BAGHDAD, April 28 (UPI) -- Some of the improvised explosive bombs that targeted U.S. and Iraqi forces in Baghdad have links to Iran, U.S. military officials said Monday.
U.S. officials said a relatively lower number of deadly roadside bomb attacks in Baghdad is accompanied by a higher degree of efficiency, USA Today said.

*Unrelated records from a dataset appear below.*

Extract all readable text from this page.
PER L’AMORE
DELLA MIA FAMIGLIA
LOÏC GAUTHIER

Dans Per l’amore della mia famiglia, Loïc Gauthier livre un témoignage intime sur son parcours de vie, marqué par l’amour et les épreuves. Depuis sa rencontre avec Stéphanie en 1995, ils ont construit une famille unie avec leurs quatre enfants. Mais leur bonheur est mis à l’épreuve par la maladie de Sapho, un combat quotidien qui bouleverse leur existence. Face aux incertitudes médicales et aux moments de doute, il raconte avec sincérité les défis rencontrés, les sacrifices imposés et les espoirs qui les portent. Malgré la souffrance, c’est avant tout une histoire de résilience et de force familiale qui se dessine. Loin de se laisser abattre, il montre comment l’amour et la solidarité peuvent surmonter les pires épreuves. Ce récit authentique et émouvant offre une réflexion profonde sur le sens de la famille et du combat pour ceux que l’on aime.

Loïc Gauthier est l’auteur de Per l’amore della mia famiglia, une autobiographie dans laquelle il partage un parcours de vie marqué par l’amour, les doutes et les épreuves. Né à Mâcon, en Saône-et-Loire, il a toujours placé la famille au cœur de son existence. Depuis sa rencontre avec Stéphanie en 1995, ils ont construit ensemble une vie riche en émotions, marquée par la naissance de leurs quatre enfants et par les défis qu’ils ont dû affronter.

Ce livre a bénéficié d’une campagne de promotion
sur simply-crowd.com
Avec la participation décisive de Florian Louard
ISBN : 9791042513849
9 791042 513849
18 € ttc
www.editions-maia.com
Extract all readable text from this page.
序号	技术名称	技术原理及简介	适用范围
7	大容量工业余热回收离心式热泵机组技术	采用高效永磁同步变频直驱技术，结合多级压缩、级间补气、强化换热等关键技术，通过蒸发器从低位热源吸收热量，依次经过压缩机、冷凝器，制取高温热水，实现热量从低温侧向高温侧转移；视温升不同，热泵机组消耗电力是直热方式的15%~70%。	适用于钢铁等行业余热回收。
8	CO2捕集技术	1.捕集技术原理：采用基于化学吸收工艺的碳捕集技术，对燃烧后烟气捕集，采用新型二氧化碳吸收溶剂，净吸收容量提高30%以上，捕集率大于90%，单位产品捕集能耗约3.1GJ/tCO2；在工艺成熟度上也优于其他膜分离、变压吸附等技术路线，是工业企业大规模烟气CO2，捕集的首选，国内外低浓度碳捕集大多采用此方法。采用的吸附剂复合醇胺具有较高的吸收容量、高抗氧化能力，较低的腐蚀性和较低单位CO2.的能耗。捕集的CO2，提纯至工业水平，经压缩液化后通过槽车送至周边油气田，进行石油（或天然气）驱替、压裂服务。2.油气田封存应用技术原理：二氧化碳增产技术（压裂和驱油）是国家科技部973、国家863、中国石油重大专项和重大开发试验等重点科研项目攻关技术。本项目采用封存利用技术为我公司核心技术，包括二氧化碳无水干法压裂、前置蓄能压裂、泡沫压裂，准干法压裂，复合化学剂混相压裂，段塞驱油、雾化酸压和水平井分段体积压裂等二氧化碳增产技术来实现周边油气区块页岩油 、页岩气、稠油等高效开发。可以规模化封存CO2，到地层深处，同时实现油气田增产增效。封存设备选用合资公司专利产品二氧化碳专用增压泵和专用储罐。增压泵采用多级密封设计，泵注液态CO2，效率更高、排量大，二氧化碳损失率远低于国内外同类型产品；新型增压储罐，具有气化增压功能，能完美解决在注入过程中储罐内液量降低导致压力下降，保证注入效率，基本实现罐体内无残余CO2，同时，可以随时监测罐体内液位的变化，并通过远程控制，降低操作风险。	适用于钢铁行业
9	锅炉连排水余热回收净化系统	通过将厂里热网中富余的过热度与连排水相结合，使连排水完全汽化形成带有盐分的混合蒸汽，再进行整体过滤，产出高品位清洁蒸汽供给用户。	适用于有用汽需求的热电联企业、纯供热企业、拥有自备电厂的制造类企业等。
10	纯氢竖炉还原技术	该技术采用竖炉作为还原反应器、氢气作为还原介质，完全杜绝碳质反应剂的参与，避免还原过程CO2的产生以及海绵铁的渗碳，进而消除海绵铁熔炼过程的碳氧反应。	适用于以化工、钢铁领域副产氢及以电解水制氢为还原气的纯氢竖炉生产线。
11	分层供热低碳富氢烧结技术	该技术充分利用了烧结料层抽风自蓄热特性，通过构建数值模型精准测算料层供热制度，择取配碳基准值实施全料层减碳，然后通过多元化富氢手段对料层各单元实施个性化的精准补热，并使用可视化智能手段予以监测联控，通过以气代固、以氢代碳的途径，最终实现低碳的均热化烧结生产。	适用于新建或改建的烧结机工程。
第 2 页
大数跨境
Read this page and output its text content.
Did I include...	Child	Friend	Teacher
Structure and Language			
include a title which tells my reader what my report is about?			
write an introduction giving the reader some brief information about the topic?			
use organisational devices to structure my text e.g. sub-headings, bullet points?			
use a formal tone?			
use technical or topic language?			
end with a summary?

"What we're seeing now is a more effective use of the Iranian munitions that are in our area, and that's directly tied back to more sophisticated training techniques," the commander of U.S. operations in southern Baghdad, U.S. Army Maj. Gen. Rick Lynch, told USA Today.
U.S. military reports a spike in the number of attacks on the U.S. and Iraqi forces are double their normal levels, signaling an uptick in violence from militants in Sadr City.
More than 2,000 Iraqi soldiers accompanied by U.S. troops entered the Baghdad area of Sadr City to respond to militant rocket fire on the fortified Green Zone that houses U.S. and Iraqi government offices.
The newspaper said 14 of the 33 U.S. deaths in Iraq occurred in Baghdad in April, though U.S. officials point out that Iraqi army casualties are three times those numbers.
U.S. and Iraqi forces occupy about 25 percent of Sadr City.